You *could* write the data object out to a text file, but that's not optimal. Once written as a text file, it is a simple text file, meaning next time you read it in you will have parse the text and process it back to your original data structure.

What you want, then, is a way to save your Python data object as itself, so that next time you need it you can simply load it up and get your original object back. Pickling and unpickling let you do that. A Python data object can be "pickled" as itself, which then can be directly loaded ("unpickled") as such at a later point; the process is also known as "object serialization".

How to Pickle/Unpickle

Pickling functions are part of the pickle module. You will first need to import it. And, pickling/unpickling obviously involves file IO, so you will have to use the file writing/reading routines you learned in the previous tutorial.

Below, grades, a small dictionary data object, is being pickled. pickle.dump() is the method for saving the data out to the designated pickle file, usually with the .p or .pkl extension.
grades = {'Bart':75, 'Lisa':98, 'Milhouse':80, 'Nelson':65}

import pickle              # import module first

f = open('gradesdict.pkl', 'w')   # Pickle file is newly created where foo1.py is
pickle.dump(grades, f)          # dump data to f
f.close()                 
foo1.py 
Unpickling works as follows.

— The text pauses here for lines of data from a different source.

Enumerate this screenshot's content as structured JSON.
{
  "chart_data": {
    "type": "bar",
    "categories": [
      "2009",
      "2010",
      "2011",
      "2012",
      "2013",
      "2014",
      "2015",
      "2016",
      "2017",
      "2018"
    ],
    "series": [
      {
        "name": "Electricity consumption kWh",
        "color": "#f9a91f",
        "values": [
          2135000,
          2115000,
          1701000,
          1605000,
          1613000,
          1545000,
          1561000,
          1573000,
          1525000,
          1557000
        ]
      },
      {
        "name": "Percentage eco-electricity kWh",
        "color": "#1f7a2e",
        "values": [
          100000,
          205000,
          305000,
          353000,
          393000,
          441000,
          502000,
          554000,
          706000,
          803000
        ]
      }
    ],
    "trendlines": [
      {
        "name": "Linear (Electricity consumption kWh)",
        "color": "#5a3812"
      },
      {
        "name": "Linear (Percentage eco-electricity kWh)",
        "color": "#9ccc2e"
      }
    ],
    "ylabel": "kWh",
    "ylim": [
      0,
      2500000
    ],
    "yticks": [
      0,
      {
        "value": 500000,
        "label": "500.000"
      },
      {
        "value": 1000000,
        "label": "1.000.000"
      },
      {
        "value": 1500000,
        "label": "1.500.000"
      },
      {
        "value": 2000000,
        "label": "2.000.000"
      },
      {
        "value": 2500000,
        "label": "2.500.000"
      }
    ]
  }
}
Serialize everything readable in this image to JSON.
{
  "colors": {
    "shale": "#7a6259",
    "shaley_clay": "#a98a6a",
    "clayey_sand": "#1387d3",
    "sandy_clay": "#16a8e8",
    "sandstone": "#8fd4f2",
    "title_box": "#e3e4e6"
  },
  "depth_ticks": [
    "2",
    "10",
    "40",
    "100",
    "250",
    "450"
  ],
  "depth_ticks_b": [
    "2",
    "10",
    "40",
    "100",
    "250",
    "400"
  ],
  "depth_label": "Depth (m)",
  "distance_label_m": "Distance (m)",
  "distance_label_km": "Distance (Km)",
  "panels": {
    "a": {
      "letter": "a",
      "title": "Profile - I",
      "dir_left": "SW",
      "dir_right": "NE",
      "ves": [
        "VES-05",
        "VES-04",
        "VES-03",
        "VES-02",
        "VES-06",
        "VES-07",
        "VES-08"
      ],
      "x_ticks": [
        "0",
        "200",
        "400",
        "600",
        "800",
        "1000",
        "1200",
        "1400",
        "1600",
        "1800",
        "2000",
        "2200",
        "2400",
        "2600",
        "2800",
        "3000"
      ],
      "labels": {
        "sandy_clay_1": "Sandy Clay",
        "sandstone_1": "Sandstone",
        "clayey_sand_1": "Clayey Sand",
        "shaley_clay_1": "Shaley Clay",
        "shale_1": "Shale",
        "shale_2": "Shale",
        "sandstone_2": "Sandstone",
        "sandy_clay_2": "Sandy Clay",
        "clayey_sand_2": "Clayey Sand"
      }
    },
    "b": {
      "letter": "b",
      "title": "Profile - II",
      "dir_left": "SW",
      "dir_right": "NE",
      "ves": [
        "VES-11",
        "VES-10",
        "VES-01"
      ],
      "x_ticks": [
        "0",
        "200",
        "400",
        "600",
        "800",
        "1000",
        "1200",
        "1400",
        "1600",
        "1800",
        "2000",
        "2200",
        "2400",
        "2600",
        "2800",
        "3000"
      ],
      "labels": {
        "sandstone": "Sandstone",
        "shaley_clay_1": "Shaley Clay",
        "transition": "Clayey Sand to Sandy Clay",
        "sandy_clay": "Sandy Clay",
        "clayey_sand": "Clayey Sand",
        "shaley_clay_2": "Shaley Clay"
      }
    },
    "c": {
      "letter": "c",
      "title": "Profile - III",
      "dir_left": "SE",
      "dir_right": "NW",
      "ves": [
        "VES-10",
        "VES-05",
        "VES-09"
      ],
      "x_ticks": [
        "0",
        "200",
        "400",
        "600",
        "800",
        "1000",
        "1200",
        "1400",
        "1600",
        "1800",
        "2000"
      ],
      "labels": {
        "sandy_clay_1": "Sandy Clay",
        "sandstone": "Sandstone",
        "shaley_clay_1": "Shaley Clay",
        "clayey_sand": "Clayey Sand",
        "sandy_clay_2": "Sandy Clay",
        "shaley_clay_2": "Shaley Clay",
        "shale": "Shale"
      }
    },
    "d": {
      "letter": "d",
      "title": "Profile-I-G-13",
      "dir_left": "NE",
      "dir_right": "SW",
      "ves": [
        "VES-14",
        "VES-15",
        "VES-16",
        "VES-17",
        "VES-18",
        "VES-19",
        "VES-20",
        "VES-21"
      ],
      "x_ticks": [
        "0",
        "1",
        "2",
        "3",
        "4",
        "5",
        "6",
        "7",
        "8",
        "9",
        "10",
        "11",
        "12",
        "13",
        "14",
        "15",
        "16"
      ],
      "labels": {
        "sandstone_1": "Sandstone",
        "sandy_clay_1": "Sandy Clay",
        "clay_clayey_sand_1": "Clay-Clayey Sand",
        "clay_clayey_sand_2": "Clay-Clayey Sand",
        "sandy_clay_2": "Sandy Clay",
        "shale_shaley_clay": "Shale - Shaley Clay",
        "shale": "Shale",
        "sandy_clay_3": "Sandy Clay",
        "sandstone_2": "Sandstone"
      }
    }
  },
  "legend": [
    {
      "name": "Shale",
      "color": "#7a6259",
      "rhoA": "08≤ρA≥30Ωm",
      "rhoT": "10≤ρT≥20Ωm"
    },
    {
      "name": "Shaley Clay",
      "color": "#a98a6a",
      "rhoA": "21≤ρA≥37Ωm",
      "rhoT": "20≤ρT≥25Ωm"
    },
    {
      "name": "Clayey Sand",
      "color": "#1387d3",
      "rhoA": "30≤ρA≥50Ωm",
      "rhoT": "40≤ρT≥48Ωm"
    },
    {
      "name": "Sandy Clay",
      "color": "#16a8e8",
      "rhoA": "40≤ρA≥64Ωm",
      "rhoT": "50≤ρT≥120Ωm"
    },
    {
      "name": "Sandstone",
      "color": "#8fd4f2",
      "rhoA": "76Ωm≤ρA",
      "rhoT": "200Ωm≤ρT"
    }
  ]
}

Again you start by importing pickle. You then open the pickle file for reading, load the content into a new variable, and close up the file. Loading is done through the pickle.load() method. Your dictionary has a different name of mydict, but the content is the same.
import pickle              # import module first

f = open('gradesdict.pkl', 'r')   # 'r' for reading; can be omitted
mydict = pickle.load(f)         # load file content as mydict
f.close()                       

print(mydict)
# prints {'Lisa': 98, 'Bart': 75, 'Milhouse': 80, 'Nelson': 65}
foo2.py 

Pickling in the Binary

The default pickling routine shown above saves the data as an ASCII text file, albeit in a Python-specific data format. This means that your pickle file is going to be large. For improved efficiency, it is recommended to use a binary protocol instead. This is basically achieved by specifying a third, optional "protocol level" argument while dumping, e.g., pickle.dump(grades, f, -1). "-1" means the highest available binary protocol. In addition, file IO will have to be done in a binary mode: you need to use 'wb' ('b' for binary) during file writing and 'rb' during file opening.
grades = {'Bart':75, 'Lisa':98, 'Milhouse':80, 'Nelson':65}

import pickle

f = open('gradesdict.pkl', 'wb')   # 'wb' instead 'w' for binary file
pickle.dump(grades, f, -1)       # -1 specifies highest binary protocol
f.close()                 
foo1.py 
import pickle

f = open('gradesdict.pkl', 'rb')   # 'rb' for reading binary file
mydict = pickle.load(f)     
f.close()                       

print(mydict)
# prints {'Lisa': 98, 'Bart': 75, 'Milhouse': 80, 'Nelson': 65}
foo2.py 
One caveat of having the binary protocol option is that for a particular pickle file you might not remember if it was pickled in the binary mode or not. For this reason, you should pick a pickling mode you routinely use and stick with it. Actually, you should always use the binary protocol.